Accurate and Robust Walking Speed Estimation With Adaptive Regression Models for Wrist-Worn Devices

With the rise of interest in watch-type and wristband-type devices, wrist-worn devices have become a growing market in the field of wearable activity tracking devices. However, activity tracking with wrist-worn device is more challenging than the task with the other parts of the body, since upper limb movements are uncoupled from the action of walking and reveal irregular movements. This paper proposes a walking speed estimation method with data from a six-axis inertial measurement unit (IMU), which is commonly mounted in wrist-worn devices, and user's height information.
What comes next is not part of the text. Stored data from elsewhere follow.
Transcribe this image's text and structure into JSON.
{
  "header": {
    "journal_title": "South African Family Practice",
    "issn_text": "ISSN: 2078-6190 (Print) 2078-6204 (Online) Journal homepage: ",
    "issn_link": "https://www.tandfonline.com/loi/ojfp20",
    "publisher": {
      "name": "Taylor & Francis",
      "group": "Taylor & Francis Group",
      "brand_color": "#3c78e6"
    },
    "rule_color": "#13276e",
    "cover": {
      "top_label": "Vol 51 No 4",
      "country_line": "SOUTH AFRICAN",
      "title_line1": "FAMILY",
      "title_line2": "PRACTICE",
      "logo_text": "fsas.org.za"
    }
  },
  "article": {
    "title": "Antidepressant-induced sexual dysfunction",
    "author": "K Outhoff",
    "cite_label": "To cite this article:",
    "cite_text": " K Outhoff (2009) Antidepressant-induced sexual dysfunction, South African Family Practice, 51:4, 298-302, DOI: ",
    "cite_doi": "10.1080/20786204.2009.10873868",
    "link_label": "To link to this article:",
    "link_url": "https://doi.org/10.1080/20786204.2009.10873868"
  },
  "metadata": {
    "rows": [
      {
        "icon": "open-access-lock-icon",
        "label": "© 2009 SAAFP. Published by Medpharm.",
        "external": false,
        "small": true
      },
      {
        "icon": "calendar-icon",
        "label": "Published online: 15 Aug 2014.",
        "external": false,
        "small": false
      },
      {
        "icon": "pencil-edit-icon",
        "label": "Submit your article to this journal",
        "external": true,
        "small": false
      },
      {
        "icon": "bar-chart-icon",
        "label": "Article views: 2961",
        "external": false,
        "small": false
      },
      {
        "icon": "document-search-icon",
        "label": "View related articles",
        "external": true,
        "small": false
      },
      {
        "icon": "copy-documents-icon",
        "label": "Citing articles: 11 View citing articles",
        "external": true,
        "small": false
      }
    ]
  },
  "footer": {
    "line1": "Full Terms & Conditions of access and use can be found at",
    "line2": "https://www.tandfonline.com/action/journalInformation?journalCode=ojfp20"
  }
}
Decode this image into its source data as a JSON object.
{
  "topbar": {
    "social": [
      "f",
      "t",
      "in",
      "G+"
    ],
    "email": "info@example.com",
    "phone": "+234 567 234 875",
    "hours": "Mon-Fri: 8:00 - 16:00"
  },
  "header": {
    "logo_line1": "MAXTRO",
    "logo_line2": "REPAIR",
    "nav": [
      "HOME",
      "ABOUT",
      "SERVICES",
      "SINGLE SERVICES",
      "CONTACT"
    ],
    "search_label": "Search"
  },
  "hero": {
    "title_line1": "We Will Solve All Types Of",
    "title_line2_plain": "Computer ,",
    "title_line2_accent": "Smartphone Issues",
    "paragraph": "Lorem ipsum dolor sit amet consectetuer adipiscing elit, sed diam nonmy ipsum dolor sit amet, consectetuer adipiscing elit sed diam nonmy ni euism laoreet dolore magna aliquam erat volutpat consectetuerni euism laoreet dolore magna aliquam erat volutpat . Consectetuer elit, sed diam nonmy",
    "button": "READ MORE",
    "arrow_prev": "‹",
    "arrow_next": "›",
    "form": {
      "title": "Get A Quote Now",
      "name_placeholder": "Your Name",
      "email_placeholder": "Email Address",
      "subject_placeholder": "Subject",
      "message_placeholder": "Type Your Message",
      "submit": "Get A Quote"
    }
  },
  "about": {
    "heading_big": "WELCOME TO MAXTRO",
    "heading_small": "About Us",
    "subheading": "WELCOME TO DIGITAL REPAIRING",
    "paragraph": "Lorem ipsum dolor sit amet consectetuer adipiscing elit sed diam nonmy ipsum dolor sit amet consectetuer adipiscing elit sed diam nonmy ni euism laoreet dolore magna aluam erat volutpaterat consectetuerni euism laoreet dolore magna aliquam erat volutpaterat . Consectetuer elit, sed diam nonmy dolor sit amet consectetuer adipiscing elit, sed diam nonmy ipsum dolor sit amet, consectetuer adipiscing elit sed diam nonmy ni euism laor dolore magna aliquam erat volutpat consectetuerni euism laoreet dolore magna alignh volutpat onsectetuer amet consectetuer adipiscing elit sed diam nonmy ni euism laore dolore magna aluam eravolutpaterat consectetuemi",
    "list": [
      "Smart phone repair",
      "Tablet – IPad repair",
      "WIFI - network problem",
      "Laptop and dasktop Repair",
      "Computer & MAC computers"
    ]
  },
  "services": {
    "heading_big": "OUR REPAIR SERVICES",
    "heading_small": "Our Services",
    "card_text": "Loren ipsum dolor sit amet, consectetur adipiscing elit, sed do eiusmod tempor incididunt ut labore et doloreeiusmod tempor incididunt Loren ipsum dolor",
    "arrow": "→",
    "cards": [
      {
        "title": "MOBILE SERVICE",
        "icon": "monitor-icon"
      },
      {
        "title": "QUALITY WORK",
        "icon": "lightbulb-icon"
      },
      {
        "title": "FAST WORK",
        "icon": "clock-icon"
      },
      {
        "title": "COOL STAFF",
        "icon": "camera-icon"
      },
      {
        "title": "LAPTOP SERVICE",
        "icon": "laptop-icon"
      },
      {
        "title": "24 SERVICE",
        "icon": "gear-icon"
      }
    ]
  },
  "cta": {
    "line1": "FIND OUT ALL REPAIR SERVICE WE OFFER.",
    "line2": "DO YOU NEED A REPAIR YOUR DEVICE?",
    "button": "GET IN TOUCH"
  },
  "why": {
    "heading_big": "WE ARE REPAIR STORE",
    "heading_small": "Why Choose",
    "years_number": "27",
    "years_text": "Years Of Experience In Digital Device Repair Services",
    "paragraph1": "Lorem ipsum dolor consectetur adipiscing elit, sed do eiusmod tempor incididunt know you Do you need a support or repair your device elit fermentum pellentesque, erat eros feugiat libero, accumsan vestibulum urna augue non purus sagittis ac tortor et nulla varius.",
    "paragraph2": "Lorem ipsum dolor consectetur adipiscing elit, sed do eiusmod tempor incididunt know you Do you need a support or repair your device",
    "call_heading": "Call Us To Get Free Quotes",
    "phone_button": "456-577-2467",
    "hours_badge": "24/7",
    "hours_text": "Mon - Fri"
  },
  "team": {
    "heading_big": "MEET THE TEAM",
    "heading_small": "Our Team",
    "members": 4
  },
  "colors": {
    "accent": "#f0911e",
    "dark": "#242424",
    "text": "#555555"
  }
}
The proposed method provides accurate walking speed estimation results under different sensor-carrying modes and walking speeds. The estimation is based on sensor-carrying mode detection with the TreeBagger model, and on Gaussian process regression (GPR) models, which are adapted to seven predetermined sensor-carrying modes. The speed estimation is done by calculating a weighted sum of multiple GPR models with the probabilities from TreeBagger model. To evaluate the superiority of our method, we implement it on a hardware. An experimental evaluation is performed on 18 healthy subjects with a treadmill. The experimental results show that the proposed method outperforms existing studies and comparable commercial devices for all sensing conditions. The averaged error of the proposed method is about 5% for all sensing conditions, while others show error of more than 15% in different sensing conditions. The results show that proposed method provides better accuracy compared to existing studies in terms of estimating walking speed accurately under changing sensing conditions only with single IMU sensor.